Final time complexity: $$$\mathcal{O}(n+q\log{n})$$$
Practice problems
I'll update this list if you find any more problems
- IOI 2014 Wall
- ABC 196 E Filters
- IOI 2021 Candies (Subtask 3)
Conclusion
Thanks to madlogic for proofreading this blog and useful suggestions!
If you found this trick useful, you might as well upvote :)
In the case of any bugs or questions, feel free to let me know.
DAN4LIFE ORZ!!!!
MR.WHITEBIRD ORZ!!!!
Can you show the details for "Handle range queries?". As far as I can see it won't work and saying that this can replace seg tree beats for this type of problem is a sort of a big claim imo.
Didn't say it works for range queries, just pointed out that segtree beats can solve harder variations and is overkill in this case
Yes, lazy propagation can do many types of range-range operations — as long as you can combine updates into $$$O(1)$$$ info in a node.

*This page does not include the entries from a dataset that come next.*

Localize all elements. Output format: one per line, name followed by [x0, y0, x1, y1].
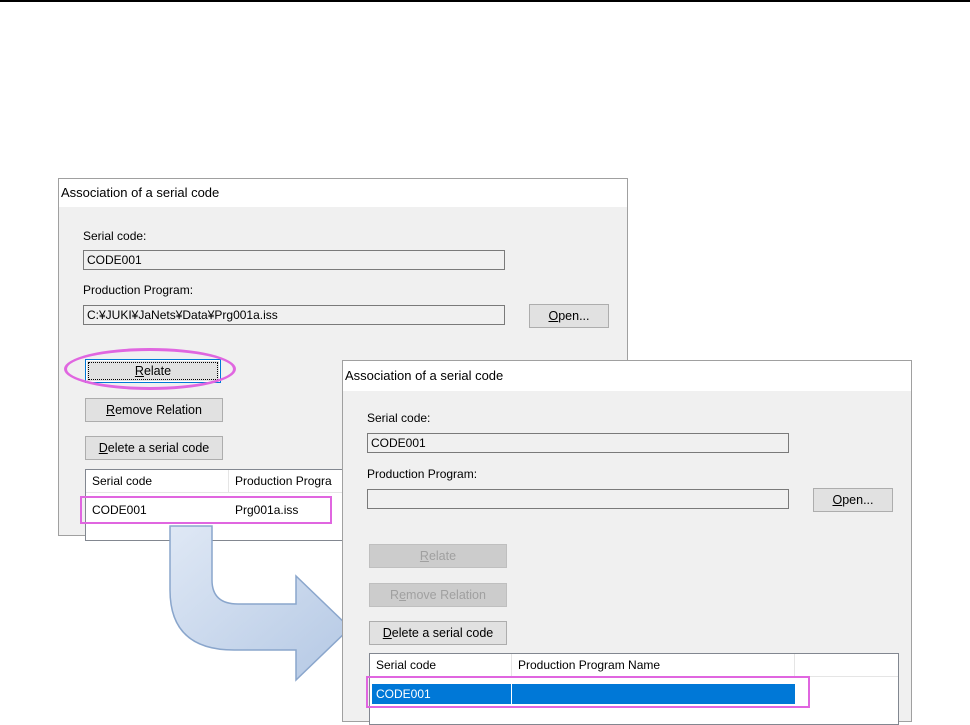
delete-serial-code-button[interactable]: Delete a serial code	[369, 621, 507, 645]
remove-relation-button[interactable]: Remove Relation	[369, 583, 507, 607]
dialog-title: Association of a serial code	[59, 179, 627, 207]
serial-code-label: Serial code:	[367, 411, 431, 425]
production-program-field[interactable]: C:¥JUKI¥JaNets¥Data¥Prg001a.iss	[83, 305, 505, 325]
production-program-label: Production Program:	[367, 467, 478, 481]
remove-relation-button[interactable]: Remove Relation	[85, 398, 223, 422]
list-header: Serial code Production Progra	[86, 470, 376, 493]
serial-code-field[interactable]: CODE001	[367, 433, 789, 453]
open-button[interactable]: Open...	[813, 488, 893, 512]
production-program-field[interactable]	[367, 489, 789, 509]
list-header: Serial code Production Program Name	[370, 654, 898, 677]
row-highlight-after	[366, 676, 810, 708]
relate-button[interactable]: Relate	[369, 544, 507, 568]
dialog-title: Association of a serial code	[343, 361, 911, 391]
dialog-after: Association of a serial code Serial code…	[342, 360, 912, 725]
serial-code-field[interactable]: CODE001	[83, 250, 505, 270]
column-serial-code[interactable]: Serial code	[370, 654, 512, 676]
serial-code-label: Serial code:	[83, 229, 147, 243]
column-production-program[interactable]: Production Program Name	[512, 654, 795, 676]
relate-highlight-oval	[64, 348, 236, 390]
delete-serial-code-button[interactable]: Delete a serial code	[85, 436, 223, 460]
curved-arrow-icon	[169, 525, 352, 682]
column-serial-code[interactable]: Serial code	[86, 470, 229, 492]
top-rule	[0, 0, 970, 2]
production-program-label: Production Program:	[83, 283, 194, 297]
open-button[interactable]: Open...	[529, 304, 609, 328]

But please remove the segment tree beats from the title. You're wasting time of people who think that you're proposing its easier replacement. It doesn't help that the following sentence doesn't clearly say if you can do the sum:
Sure. I've made the blog less confusing.
The idea is not related to chmin, cmax, add, and assign per se. It's just a general idea: if there is some constant $$$k$$$ such that any sequence of $$$k+1$$$ updates to a sequence of numbers can be shrunk to a sequence of $$$k$$$ updates, we can use lazy segment trees to store these updates. Then, if we only care about point queries, we can already answer them. However, if we want to answer queries of calculating some function $$$F$$$ on a segment, we also need to be able to quickly (ideally, in constant time) recalculate the value of $$$F$$$ on a segment after the application of a single update to all the elements of this segment. Hence, for example, if our query is "sum all the elements on a segment", segment trees are good to go with updates like add and assign and fail with updates like chmin and chmax. On the other hands, if our query is "find minimum on a segment", there is no trouble to add chmin and chmax updates.